We have made significant progress in acquiring C. burnetii RNA from infected cells that is suitable for microarray analysis. In conjunction with our system to synchronously infect cells with the environmentally stable SCV, we can now investigate the coordinated gene regulation occurring during C. burnetii morphological development. Moreover, we have formulated a buffer that dramatically improves extracellular C. burnetii metabolic fitness. This will allow investigation of C. burnetii transcriptional responses to diverse environmental stimuli under defined conditions. We have finished sequencing the genomes of the K and G human endocarditis isolates and the attenuated Dugway isolate. Extensive bioinformatic analysis is ongoing to define Coxiella pathogenetic determinants, evolutionary relationships, and mechanisms of genome plasticity. As part of our ongoing efforts to develop genetic systems for C. burnetii, we have developed a new method to clone the organism that involves excision of individual C. burnetii-laden vacuoles from infected cell monolayers by micromanipulation. This is an efficient and reproducible procedure to obtain C. burnetii clones, and utilization of this technique will dramatically aid our ability to clone and analyze isogenic mutants of the organism. Lipopolysaccharide is the only defined virulence factor of C. burnetii. Virulent phase I organisms, producing full-length LPS, convert to avirulent phase II organisms, synthesizing severely truncated LPS, upon repeat in vitro passages. Using the cloning procedure descried about, we have cloned and are now expanding a number of phase II clones of different isolates of Coxiella. Expansion of these clones will allow SNP analysis via re-sequencing microarrays to define SNPs and other genetic polymorphisms associated with conversion to phase II and avirulence. Using proteins generated by in vitro transcription and translation, we have constructed a protein microarray that contains approximately 1500 Coxiella proteins (75% of the Coxiella proteome). By probing this array with a collection of human immune serum, we have identified roughly 50 immunogenic proteins. Fusion proteins corresponding to the 10 most highly immunogenic proteins have been purified and these are currently being tested in an ELISA formate for there utility as a Q fever diagnostic. Future plans include testing these proteins for vaccine efficacy in a murine model of Q fever.

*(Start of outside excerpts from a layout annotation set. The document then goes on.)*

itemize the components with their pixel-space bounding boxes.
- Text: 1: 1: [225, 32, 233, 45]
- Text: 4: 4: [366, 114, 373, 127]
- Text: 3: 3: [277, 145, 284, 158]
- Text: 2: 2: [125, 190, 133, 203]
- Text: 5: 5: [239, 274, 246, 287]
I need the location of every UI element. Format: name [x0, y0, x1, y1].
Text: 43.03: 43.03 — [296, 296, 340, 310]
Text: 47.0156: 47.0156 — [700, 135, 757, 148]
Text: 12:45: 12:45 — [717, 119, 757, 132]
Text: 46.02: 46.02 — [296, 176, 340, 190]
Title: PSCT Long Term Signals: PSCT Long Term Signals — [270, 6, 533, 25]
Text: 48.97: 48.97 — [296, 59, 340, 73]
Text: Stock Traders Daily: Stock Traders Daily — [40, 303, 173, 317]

我们在从感染的细胞中获取了适合微阵列分析的感染细胞中取得了重大进展。 结合我们的系统，与环境稳定的SCV同步感染细胞，我们现在可以研究在C. burnetii形态发展过程中发生的协调基因调节。 此外，我们制定了一个缓冲液，该缓冲液极大地改善了细胞外C. burnetii代谢适应性。这将允许在定义的条件下研究对各种环境刺激的转录响应。 我们已经完成了K和G人心内膜炎分离株和减弱的Dugway分离株的测序。正在进行广泛的生物信息学分析，以定义Coxiella致病决定因素，进化关系和基因组可塑性的机制。 作为我们为开发C. burnetii开发遗传系统的努力的一部分，我们开发了一种新方法来克隆有机体，涉及通过微观渗透从受感染的细胞单层中切除单个含有C. burnetii的液泡的生物。 这是获得C. burnetii克隆的有效且可再现的程序，该技术的利用将极大地有助于我们克隆和分析生物体的同源性突变体的能力。 脂多糖是C. burnetii的唯一定义的毒力因子。 具有全长LP的有力的I期生物，转化为无毒的II期生物，并在重复体外传递后，将严重截断的LPS合成。使用描述的克隆程序，我们已经克隆了克隆，现在正在扩展许多不同分离菌的II期克隆。 这些克隆的扩展将允许通过重新序列微阵列来定义SNP和其他遗传多态性与转化为II和II期和气势相关的其他遗传多态性。 使用体外转录和翻译产生的蛋白质，我们构建了一个蛋白质微阵列，其中包含大约1500个Coxiella蛋白（占Coxiella蛋白质组的75％）。通过探测该阵列的人类免疫血清，我们已经确定了大约50种免疫原性蛋白。 与10种最高度免疫原性蛋白相对应的融合蛋白已被纯化，目前正在ELISA甲酸盐中测试这些蛋白，以作为Q热诊断。 未来的计划包括在Q发烧的鼠模型中测试这些蛋白质的疫苗功效。